The purpose of this project is to investigate how certain animal species have been identified both culturally and scientifically as belonging in the Nordic region and how that identification has shaped historical conservation measures, particularly decisions to reintroduce the species. Reintroduction projects attempt to reestablish a species in a place where it has become locally extinct. While biologists have attempted to standardize the definition of reintroduction, they have not necessarily questioned the fundamental issue of history at the heart of reintroduction: Why have people decided that a particular species should be in a place—that it is native there—and thus worthy of return?

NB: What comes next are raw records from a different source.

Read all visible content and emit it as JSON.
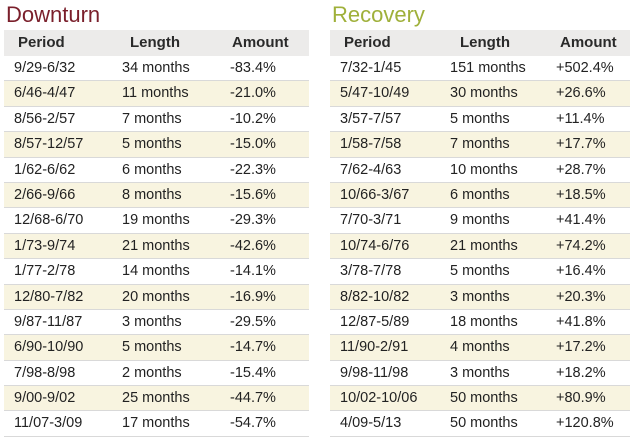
{
  "chart_data": [
    {
      "type": "table",
      "title": "Downturn",
      "columns": [
        "Period",
        "Length",
        "Amount"
      ],
      "rows": [
        [
          "9/29-6/32",
          "34 months",
          "-83.4%"
        ],
        [
          "6/46-4/47",
          "11 months",
          "-21.0%"
        ],
        [
          "8/56-2/57",
          "7 months",
          "-10.2%"
        ],
        [
          "8/57-12/57",
          "5 months",
          "-15.0%"
        ],
        [
          "1/62-6/62",
          "6 months",
          "-22.3%"
        ],
        [
          "2/66-9/66",
          "8 months",
          "-15.6%"
        ],
        [
          "12/68-6/70",
          "19 months",
          "-29.3%"
        ],
        [
          "1/73-9/74",
          "21 months",
          "-42.6%"
        ],
        [
          "1/77-2/78",
          "14 months",
          "-14.1%"
        ],
        [
          "12/80-7/82",
          "20 months",
          "-16.9%"
        ],
        [
          "9/87-11/87",
          "3 months",
          "-29.5%"
        ],
        [
          "6/90-10/90",
          "5 months",
          "-14.7%"
        ],
        [
          "7/98-8/98",
          "2 months",
          "-15.4%"
        ],
        [
          "9/00-9/02",
          "25 months",
          "-44.7%"
        ],
        [
          "11/07-3/09",
          "17 months",
          "-54.7%"
        ]
      ]
    },
    {
      "type": "table",
      "title": "Recovery",
      "columns": [
        "Period",
        "Length",
        "Amount"
      ],
      "rows": [
        [
          "7/32-1/45",
          "151 months",
          "+502.4%"
        ],
        [
          "5/47-10/49",
          "30 months",
          "+26.6%"
        ],
        [
          "3/57-7/57",
          "5 months",
          "+11.4%"
        ],
        [
          "1/58-7/58",
          "7 months",
          "+17.7%"
        ],
        [
          "7/62-4/63",
          "10 months",
          "+28.7%"
        ],
        [
          "10/66-3/67",
          "6 months",
          "+18.5%"
        ],
        [
          "7/70-3/71",
          "9 months",
          "+41.4%"
        ],
        [
          "10/74-6/76",
          "21 months",
          "+74.2%"
        ],
        [
          "3/78-7/78",
          "5 months",
          "+16.4%"
        ],
        [
          "8/82-10/82",
          "3 months",
          "+20.3%"
        ],
        [
          "12/87-5/89",
          "18 months",
          "+41.8%"
        ],
        [
          "11/90-2/91",
          "4 months",
          "+17.2%"
        ],
        [
          "9/98-11/98",
          "3 months",
          "+18.2%"
        ],
        [
          "10/02-10/06",
          "50 months",
          "+80.9%"
        ],
        [
          "4/09-5/13",
          "50 months",
          "+120.8%"
        ]
      ]
    }
  ],
  "colors": {
    "downturn_title": "#7a1f2b",
    "recovery_title": "#9fb03a",
    "header_bg": "#ecebea",
    "band_bg": "#f8f4e0"
  }
}
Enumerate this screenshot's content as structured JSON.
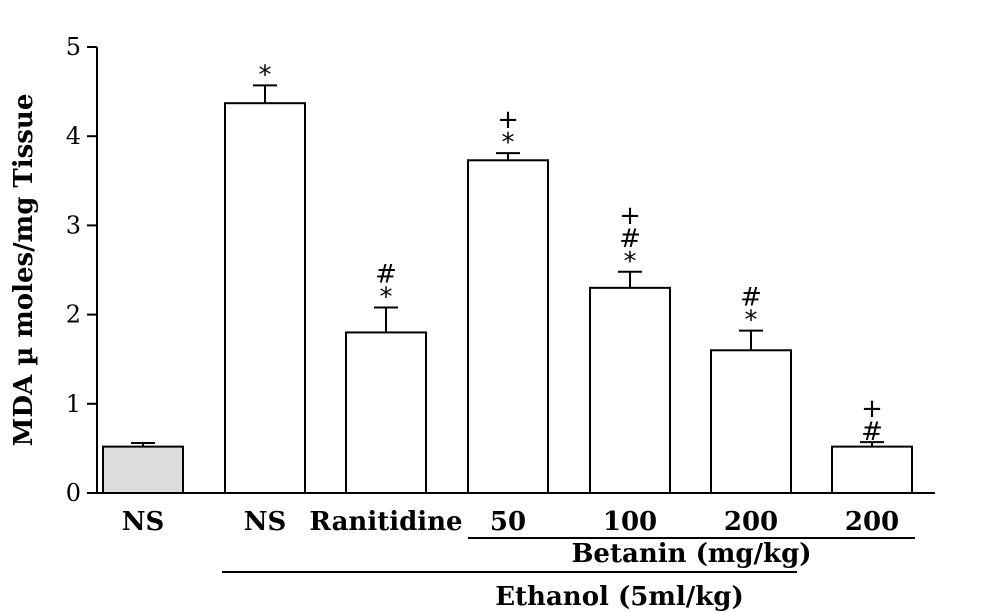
{
  "chart_data": {
    "type": "bar",
    "ylabel": "MDA µ moles/mg Tissue",
    "ylim": [
      0,
      5
    ],
    "yticks": [
      0,
      1,
      2,
      3,
      4,
      5
    ],
    "categories": [
      "NS",
      "NS",
      "Ranitidine",
      "50",
      "100",
      "200",
      "200"
    ],
    "values": [
      0.52,
      4.37,
      1.8,
      3.73,
      2.3,
      1.6,
      0.52
    ],
    "errors": [
      0.04,
      0.2,
      0.28,
      0.08,
      0.18,
      0.22,
      0.05
    ],
    "fills": [
      "#dcdcdc",
      "#ffffff",
      "#ffffff",
      "#ffffff",
      "#ffffff",
      "#ffffff",
      "#ffffff"
    ],
    "annotations": [
      [],
      [
        "*"
      ],
      [
        "#",
        "*"
      ],
      [
        "+",
        "*"
      ],
      [
        "+",
        "#",
        "*"
      ],
      [
        "#",
        "*"
      ],
      [
        "+",
        "#"
      ]
    ],
    "groups": [
      {
        "label": "Betanin (mg/kg)",
        "from": 3,
        "to": 6
      },
      {
        "label": "Ethanol (5ml/kg)",
        "from": 1,
        "to": 5
      }
    ]
  }
}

The project aims to expose the role of ‘nativeness’ in past and ongoing species reintroduction efforts in Sweden and Norway. By opening up the black box of reintroduction and exposing the motivations for them, this project will be an important humanities contribution to ongoing scientific work. The project will investigate three main research questions:

  1.  How are species that have become locally extinct and then reintroduced framed as ‘native’?
  2. In what ways are species intentionally reintroduced versus accidentally reintroduced treated differently?
  3. What roles do a species’ history and interaction with humans play in making a particular species ‘Swedish’ or ‘Norwegian’ or ‘Nordic’?

The answers to these questions will help us to rethink the cultural and scientific framing of reintroduction efforts, both in Sweden and Norway and more broadly across the world where the practice of reintroduction continues to gain a foothold.